Dinosaur National Monument, Colo. • We took a few minutes to sip coffee under the cottonwood trees along the Yampa River. We spent a few minutes more frying bacon and eggs and eating them for breakfast.
Then it was time to strike camp. If we wanted to go hiking and see the quarry at Dinosaur National Monument, we had to start driving.
Anyone who’s ever looked at Dinosaur National Monument on a map sees it straddles two states. That doesn’t do justice to the geographical situation. Wendover and West Wendover straddle two states — Utah and Nevada, respectively. You can drive through them in the time it takes to play two blackjack hands in a casino on the Silver State side.
Dinosaur is a road trip unto itself. Within its 329 square miles are rivers, deserts, thick woods, mountains, petroglyphs and, of course, dinosaur fossils. There are bigger monuments and parks, but Dinosaur is spread out in a shape resembling the digit 2, with only a few paved roads.
On the second weekend of September, I left Salt Lake City on a Friday afternoon and drove to Deerlodge Park — a campground and boat launch on the monument’s eastern edge. It was a good halfway point to meet my brother and his girlfriend coming from Denver.

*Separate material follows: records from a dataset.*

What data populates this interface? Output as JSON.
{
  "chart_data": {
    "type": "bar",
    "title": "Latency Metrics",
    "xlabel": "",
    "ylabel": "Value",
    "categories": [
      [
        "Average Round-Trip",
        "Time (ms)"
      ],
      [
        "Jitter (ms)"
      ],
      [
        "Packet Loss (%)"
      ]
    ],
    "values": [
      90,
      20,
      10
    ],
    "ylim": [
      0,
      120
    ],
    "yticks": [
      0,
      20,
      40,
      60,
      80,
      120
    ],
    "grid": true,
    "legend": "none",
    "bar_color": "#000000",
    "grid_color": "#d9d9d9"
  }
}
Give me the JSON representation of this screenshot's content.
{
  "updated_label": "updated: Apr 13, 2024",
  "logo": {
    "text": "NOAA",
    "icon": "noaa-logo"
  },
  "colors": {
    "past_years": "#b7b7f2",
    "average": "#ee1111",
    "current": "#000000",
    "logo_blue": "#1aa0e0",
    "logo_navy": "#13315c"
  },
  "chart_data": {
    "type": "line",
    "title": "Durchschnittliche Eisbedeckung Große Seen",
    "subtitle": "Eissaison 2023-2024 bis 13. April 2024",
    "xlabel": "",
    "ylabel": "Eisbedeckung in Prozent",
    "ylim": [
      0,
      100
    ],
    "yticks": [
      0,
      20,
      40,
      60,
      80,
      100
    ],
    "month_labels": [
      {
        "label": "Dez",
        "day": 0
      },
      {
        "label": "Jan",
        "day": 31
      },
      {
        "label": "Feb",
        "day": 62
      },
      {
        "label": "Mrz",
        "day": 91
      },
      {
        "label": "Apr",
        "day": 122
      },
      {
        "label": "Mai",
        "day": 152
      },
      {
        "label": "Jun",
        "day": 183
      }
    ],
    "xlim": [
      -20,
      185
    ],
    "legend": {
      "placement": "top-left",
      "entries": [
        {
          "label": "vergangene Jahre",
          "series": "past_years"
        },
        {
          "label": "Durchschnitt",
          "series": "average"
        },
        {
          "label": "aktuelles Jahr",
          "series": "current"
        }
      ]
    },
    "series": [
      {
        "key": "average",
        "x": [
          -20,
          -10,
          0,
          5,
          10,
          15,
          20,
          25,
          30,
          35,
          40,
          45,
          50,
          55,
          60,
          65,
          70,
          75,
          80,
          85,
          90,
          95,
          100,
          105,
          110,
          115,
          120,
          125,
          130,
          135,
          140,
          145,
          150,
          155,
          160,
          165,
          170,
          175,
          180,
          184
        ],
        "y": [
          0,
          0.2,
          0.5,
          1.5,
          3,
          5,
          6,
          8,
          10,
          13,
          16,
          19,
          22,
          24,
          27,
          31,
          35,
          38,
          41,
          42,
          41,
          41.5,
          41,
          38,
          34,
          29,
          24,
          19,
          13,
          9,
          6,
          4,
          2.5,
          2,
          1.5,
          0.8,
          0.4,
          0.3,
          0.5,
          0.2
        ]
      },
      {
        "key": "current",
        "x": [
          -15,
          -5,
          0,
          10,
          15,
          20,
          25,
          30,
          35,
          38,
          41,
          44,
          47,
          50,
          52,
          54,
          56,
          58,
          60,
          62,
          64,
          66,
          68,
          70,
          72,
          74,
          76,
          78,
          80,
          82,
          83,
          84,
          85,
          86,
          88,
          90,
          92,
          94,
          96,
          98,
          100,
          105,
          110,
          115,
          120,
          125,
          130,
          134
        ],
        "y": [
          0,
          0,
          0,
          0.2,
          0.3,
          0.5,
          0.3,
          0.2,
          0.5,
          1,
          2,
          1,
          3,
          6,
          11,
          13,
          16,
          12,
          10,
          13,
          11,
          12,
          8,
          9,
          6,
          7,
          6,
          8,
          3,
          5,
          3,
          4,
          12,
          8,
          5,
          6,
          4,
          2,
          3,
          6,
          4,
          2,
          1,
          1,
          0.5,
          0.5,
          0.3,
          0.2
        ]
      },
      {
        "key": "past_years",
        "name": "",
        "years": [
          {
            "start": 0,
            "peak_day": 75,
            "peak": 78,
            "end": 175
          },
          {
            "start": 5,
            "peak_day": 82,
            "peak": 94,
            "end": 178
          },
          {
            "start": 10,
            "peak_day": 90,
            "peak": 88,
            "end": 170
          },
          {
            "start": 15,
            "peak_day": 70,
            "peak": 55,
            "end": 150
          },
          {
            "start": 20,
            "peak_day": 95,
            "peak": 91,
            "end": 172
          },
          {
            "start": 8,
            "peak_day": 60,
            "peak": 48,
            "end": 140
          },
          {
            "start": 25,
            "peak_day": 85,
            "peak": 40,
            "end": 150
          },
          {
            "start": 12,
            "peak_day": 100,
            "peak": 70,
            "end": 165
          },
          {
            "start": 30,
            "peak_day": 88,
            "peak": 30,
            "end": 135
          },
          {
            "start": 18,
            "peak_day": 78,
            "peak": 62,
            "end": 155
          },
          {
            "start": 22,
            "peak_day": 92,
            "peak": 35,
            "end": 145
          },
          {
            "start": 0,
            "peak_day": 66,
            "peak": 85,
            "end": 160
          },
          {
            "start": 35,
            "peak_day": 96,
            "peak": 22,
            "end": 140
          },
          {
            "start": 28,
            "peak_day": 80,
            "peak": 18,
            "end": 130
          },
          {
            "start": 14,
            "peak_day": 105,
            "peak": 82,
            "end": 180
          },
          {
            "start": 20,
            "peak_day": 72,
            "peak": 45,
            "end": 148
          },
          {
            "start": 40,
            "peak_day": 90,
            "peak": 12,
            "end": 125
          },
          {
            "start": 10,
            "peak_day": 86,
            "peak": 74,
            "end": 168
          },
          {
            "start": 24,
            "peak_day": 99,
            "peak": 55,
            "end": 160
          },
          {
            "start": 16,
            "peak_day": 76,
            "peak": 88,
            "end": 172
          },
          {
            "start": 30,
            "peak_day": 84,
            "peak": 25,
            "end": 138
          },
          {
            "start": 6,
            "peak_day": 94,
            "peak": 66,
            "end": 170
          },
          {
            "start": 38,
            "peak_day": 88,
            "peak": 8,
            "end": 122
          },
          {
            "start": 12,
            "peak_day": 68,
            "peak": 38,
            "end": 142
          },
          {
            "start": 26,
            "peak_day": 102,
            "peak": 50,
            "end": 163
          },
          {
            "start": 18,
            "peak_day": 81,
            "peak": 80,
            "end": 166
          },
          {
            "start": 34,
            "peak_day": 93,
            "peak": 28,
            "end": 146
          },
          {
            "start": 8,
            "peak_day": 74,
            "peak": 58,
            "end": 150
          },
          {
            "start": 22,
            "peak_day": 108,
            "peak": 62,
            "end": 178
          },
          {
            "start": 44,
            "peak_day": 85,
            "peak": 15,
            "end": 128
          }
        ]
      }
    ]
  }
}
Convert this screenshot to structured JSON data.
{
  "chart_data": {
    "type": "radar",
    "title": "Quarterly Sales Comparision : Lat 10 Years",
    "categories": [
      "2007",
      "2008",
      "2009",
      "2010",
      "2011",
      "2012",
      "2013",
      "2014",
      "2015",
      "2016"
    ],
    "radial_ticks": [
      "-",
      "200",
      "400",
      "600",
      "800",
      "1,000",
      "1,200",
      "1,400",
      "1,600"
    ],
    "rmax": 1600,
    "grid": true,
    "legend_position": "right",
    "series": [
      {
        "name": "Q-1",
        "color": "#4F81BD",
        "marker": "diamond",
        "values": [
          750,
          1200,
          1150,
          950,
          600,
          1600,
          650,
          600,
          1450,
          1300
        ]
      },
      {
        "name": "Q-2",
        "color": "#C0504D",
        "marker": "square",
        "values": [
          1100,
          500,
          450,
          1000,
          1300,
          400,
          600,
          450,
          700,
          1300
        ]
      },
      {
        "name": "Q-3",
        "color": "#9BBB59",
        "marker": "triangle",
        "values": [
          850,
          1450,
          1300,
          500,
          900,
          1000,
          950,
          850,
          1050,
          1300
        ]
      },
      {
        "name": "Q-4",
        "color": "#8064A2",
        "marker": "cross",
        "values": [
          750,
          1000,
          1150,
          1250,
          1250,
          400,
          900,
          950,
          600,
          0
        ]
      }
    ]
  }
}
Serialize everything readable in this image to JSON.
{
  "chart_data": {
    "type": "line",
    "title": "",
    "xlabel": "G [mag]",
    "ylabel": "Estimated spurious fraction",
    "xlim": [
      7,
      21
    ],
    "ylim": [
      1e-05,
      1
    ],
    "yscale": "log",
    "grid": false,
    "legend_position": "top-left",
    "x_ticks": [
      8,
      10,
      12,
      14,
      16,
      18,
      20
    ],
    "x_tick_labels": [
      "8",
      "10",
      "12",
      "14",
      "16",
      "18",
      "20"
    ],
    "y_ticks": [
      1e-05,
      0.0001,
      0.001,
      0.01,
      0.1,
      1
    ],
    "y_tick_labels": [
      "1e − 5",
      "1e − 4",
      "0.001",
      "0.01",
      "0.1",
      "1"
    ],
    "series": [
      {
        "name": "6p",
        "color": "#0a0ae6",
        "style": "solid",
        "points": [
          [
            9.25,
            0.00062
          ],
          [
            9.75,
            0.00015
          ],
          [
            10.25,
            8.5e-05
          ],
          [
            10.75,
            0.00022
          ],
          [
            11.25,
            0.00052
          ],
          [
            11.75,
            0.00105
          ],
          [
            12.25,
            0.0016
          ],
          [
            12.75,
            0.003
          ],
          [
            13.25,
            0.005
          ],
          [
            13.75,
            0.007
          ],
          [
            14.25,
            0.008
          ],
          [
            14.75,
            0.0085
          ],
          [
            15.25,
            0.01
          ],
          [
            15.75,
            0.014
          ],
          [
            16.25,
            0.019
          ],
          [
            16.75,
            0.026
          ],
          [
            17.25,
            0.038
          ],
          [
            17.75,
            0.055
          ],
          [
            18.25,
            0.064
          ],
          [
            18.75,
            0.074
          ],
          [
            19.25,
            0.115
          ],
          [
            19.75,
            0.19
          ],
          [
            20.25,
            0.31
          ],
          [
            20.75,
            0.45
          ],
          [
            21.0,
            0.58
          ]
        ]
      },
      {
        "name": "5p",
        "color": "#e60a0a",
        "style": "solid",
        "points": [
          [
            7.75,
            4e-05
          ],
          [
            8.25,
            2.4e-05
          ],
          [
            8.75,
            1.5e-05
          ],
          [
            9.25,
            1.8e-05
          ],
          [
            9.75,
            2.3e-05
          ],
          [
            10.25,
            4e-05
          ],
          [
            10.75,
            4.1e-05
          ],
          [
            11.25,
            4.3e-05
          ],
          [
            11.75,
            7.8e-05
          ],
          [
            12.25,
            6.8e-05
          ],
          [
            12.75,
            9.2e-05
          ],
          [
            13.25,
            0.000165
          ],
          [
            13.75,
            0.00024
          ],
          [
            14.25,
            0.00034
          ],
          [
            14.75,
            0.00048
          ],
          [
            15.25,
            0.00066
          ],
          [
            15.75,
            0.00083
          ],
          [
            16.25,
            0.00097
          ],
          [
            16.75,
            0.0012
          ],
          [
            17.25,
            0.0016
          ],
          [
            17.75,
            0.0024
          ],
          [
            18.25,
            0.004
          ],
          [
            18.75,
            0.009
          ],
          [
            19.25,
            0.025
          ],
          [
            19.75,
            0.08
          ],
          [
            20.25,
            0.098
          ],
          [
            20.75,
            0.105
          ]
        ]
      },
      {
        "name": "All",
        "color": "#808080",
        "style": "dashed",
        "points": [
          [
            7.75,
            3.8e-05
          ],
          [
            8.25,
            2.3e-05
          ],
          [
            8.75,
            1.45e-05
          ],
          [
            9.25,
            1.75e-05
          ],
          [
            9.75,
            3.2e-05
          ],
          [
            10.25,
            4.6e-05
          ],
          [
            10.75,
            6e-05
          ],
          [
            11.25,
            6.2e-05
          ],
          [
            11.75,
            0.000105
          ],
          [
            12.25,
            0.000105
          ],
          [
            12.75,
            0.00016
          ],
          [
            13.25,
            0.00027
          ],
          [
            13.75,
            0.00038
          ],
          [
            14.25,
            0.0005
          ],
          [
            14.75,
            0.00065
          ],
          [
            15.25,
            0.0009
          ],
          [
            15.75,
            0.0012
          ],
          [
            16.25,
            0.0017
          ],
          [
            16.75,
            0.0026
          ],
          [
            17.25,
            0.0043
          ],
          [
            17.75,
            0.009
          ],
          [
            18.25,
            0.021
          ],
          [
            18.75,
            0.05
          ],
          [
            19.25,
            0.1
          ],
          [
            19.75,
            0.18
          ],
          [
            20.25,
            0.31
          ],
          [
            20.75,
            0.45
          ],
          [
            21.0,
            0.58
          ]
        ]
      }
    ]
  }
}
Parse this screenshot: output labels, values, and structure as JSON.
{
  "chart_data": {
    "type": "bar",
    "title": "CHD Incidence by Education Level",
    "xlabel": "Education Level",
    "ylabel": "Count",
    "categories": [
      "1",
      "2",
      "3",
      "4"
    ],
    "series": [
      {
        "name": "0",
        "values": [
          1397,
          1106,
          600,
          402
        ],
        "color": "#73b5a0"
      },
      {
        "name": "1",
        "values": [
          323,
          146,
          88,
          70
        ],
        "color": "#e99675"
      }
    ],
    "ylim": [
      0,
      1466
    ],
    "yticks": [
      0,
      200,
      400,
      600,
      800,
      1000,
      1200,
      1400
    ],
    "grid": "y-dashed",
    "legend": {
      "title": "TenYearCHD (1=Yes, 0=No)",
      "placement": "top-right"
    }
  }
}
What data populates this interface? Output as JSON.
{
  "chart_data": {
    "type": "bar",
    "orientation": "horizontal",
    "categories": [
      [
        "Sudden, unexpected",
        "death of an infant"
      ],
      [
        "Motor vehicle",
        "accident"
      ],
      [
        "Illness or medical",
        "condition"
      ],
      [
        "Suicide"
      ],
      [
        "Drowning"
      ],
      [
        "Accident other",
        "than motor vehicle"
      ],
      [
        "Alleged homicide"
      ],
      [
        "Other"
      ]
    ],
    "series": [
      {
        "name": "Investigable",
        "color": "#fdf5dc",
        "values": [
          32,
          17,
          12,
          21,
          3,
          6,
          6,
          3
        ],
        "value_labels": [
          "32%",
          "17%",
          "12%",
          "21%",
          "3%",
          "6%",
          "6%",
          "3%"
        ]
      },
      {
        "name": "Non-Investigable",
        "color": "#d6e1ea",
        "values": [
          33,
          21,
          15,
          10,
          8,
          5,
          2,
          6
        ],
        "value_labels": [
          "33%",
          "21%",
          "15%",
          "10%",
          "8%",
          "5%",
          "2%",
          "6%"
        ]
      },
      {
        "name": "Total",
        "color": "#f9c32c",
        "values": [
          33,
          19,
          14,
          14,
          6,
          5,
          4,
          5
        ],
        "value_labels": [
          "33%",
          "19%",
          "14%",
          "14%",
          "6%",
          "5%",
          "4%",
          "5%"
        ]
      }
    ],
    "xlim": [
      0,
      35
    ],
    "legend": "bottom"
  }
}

I backtracked the next morning. The three of us drove our two cars west on U.S. Highway 40 to the visitor’s center just inside Colorado. Then we turned north onto a blacktop road that winds into Utah. We stopped at the Island Park Overlook — 77 miles and 90 minutes from where we started.
The overlook is also where the Ruple Point Trail begins. From the trailhead, we began walking east through a sagebrush desert. We quickly found a colony of white-tailed prairie dogs peeking in and out of their dens.
There were other animals along the trail, too, though not so wild. We passed range cattle and even a mare and foal. At 1.9 miles — almost the halfway point — we passed a sign warning us the next quarter-mile crosses private land and we needed to stay on the trail.
The trail reaches thick groves of pinyon pine trees just before arriving at its destination — an overlook high above the Green River. After eating the sandwiches we brought, we turned around and hiked the way we came.
- RUPLE POINT TRAIL
- Destination: Green River overlook
- Hiking time: 4 hours
- Round-trip miles: 8.8
- Elevation gain: 381 feet
- Difficulty: Moderate
- Trailhead restooms: Yes
- Dogs allowed: No
- Bikes allowed: No
- Fees: $20 per vehicle (monument entrance fee)
Then it was back into the cars. We had another 1-hour, 10-minute drive to the monument’s dinosaur quarry near Jensen, Utah. We took one of the afternoon’s last tours and got to see and feel bones that it didn’t seem we should be allowed to touch. We camped again for the night, this time in the campground near the quarry along the Green River.
My brother and his girlfriend had to drive back to Denver the next morning. I took a drive of my own — a 45-mile jagged semicircle around northeast Utah to Jones Hole Creek Fish Hatchery.
That’s also where the Jones Hole Trail begins. It was nothing like the previous day’s hike. The trail followed a canyon. There were cottonwood trees and aspen along the creek.
Near the trail’s halfway point, a sign guided me to Ely Creek and a short spur to a one-story waterfall. When I returned to the main trail, I hiked a little farther and found a meadow and bighorn sheep grazing there.
There were human wonders, too. About 1.5 miles into the hike, there were petroglyphs on a rock wall. Backcountry campsites sat nearby.
Finally, 4 miles from where I started, the trail ended on a rocky beach along the Green River. A deer walked past me as I ate another sandwich under a cottonwood tree.
- JONES HOLE TRAIL
- Destination: Green River
- Hiking time: 4 hours
- Round-trip miles: 8
- Elevation gain: 138 feet
- Difficulty: Moderate
- Trailhead restrooms: Yes
- Dogs allowed: No
- Bikes allowed: No
- Fees: $20 per vehicle (monument entrance fee)
After the sandwich, it was time to start hiking back to the car. I still had to drive home.